Most have crafted “leadership profiles” documenting the traits valued by administrators. Campus leaders attend regular training sessions emphasizing constructive communication and motivational techniques. Staffers have finalized evaluation tools for campus-level administrators and potential job candidates, valuing harder-to-measure soft skills.
Foster, the Pink Elementary principal, said her work with The Holdsworth Center largely has focused on managing subordinates who lacked her drive. Early in her tenure, Foster said, she tried to “solve everything for everyone.”
“But with Holdsworth and that training, it’s more like, ‘No, you’re going to help them and equip them with the skills to problem-solve,’ ” Foster said. “That has been really eye-opening to me.”
Fifty miles to the northeast, at Klein High School, Principal Jessica Haddox has worked with The Holdsworth Center on training her assistant principals to become campus leaders.
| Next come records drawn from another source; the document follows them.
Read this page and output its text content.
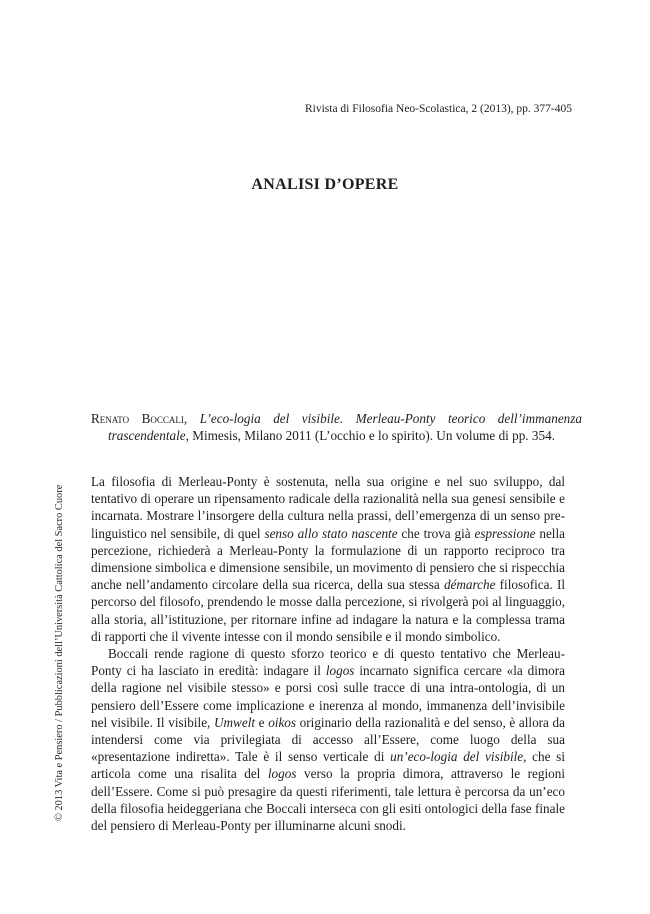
Rivista di Filosofia Neo-Scolastica, 2 (2013), pp. 377-405
ANALISI D’OPERE
Renato Boccali, L’eco-logia del visibile. Merleau-Ponty teorico dell’immanenza trascendentale, Mimesis, Milano 2011 (L’occhio e lo spirito). Un volume di pp. 354.

La filosofia di Merleau-Ponty è sostenuta, nella sua origine e nel suo sviluppo, dal tentativo di operare un ripensamento radicale della razionalità nella sua genesi sensibile e incarnata. Mostrare l’insorgere della cultura nella prassi, dell’emergenza di un senso pre-linguistico nel sensibile, di quel senso allo stato nascente che trova già espressione nella percezione, richiederà a Merleau-Ponty la formulazione di un rapporto reciproco tra dimensione simbolica e dimensione sensibile, un movimento di pensiero che si rispecchia anche nell’andamento circolare della sua ricerca, della sua stessa démarche filosofica. Il percorso del filosofo, prendendo le mosse dalla percezione, si rivolgerà poi al linguaggio, alla storia, all’istituzione, per ritornare infine ad indagare la natura e la complessa trama di rapporti che il vivente intesse con il mondo sensibile e il mondo simbolico.

Boccali rende ragione di questo sforzo teorico e di questo tentativo che Merleau-Ponty ci ha lasciato in eredità: indagare il logos incarnato significa cercare «la dimora della ragione nel visibile stesso» e porsi così sulle tracce di una intra-ontologia, di un pensiero dell’Essere come implicazione e inerenza al mondo, immanenza dell’invisibile nel visibile. Il visibile, Umwelt e oikos originario della razionalità e del senso, è allora da intendersi come via privilegiata di accesso all’Essere, come luogo della sua «presentazione indiretta». Tale è il senso verticale di un’eco-logia del visibile, che si articola come una risalita del logos verso la propria dimora, attraverso le regioni dell’Essere. Come si può presagire da questi riferimenti, tale lettura è percorsa da un’eco della filosofia heideggeriana che Boccali interseca con gli esiti ontologici della fase finale del pensiero di Merleau-Ponty per illuminarne alcuni snodi.

© 2013 Vita e Pensiero / Pubblicazioni dell’Università Cattolica del Sacro Cuore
To help prepare Brandon Baker, her associate principal in charge of curriculum and instruction, Haddox last year administered a three-hour, Holdsworth-crafted performance review to Baker. Rather than discussing technical skills and basic professionalism, Haddox and Baker reviewed the quality of his relationship with students, communication with parents and cultural responsiveness.
“It could have taken three, four, five years to learn everything I’ve gotten in the past year and a half,” Baker said.
To drive home key points, The Holdsworth Center has integrated parts of H-E-B’s business ethos into its work. Allie Martin, principal of Klein ISD’s Klenk Elementary School, said a September visit to a Dallas-area store owned by H-E-B highlighted how the company’s employees “had such clarity” about exhibiting the company’s values.
“Without a shadow of a doubt, my time in Dallas was the best professional learning experience of my career,” Martin said. “My biggest takeaway — and it’s very simplistic in nature, but it’s complex at the same time — is that people matter the most in the work we do.”
The Holdsworth Center’s leaders expect tangible results, including improved test scores, from Butt’s $100 million investment, while acknowledging that change could come slowly.
A similar education leadership endeavor, carried out by New Yorkbased nonprofit The Wallace Foundation, could offer a baseline for expected outcomes in the coming months. From 2011 to 2016, the foundation coordinated with six large, urban school districts to establish systems for identifying and selecting high-quality principals. Researchers are expected to publish findings soon on the impact of the reforms on student academic achievement. Measuring progress
In addition to raising student achievement in Lamar CISD, which generally ranks on par with districts of similar demographics, Randle said he expects to be better prepared for filling top jobs at new schools after working with The Holdsworth Center. Lamar is expected to add more than 20,000 students and several campuses over the next decade.
“We’re going to be in a position where we’ve got 20 people that have spent almost two years going through a selection process and a curriculum that’s designed to support the things we’re doing in our district,” Randle said.
At Pink Elementary, district administrators believe Foster will produce consistently strong academic results. Despite fluctuating accountability results during her tenure, Foster sees building blocks. Parents now fill the gymnasium for informational sessions. A full-time, on-campus social worker connects families with needed services. Teachers are adapting to higher expectations and more oversight.
Better test scores definitely are a high priority, Foster said.
“But for me, when I come to work every day, I measure my success by: Are my kids happy? Are my kids wanting to come to school? When they’re here, are they engaged and able to come and tell me what they’re learning? When I think long term, I want to be the best building principal ever. I want my kids to be successful. I want kids to be fighting to come to Pink.”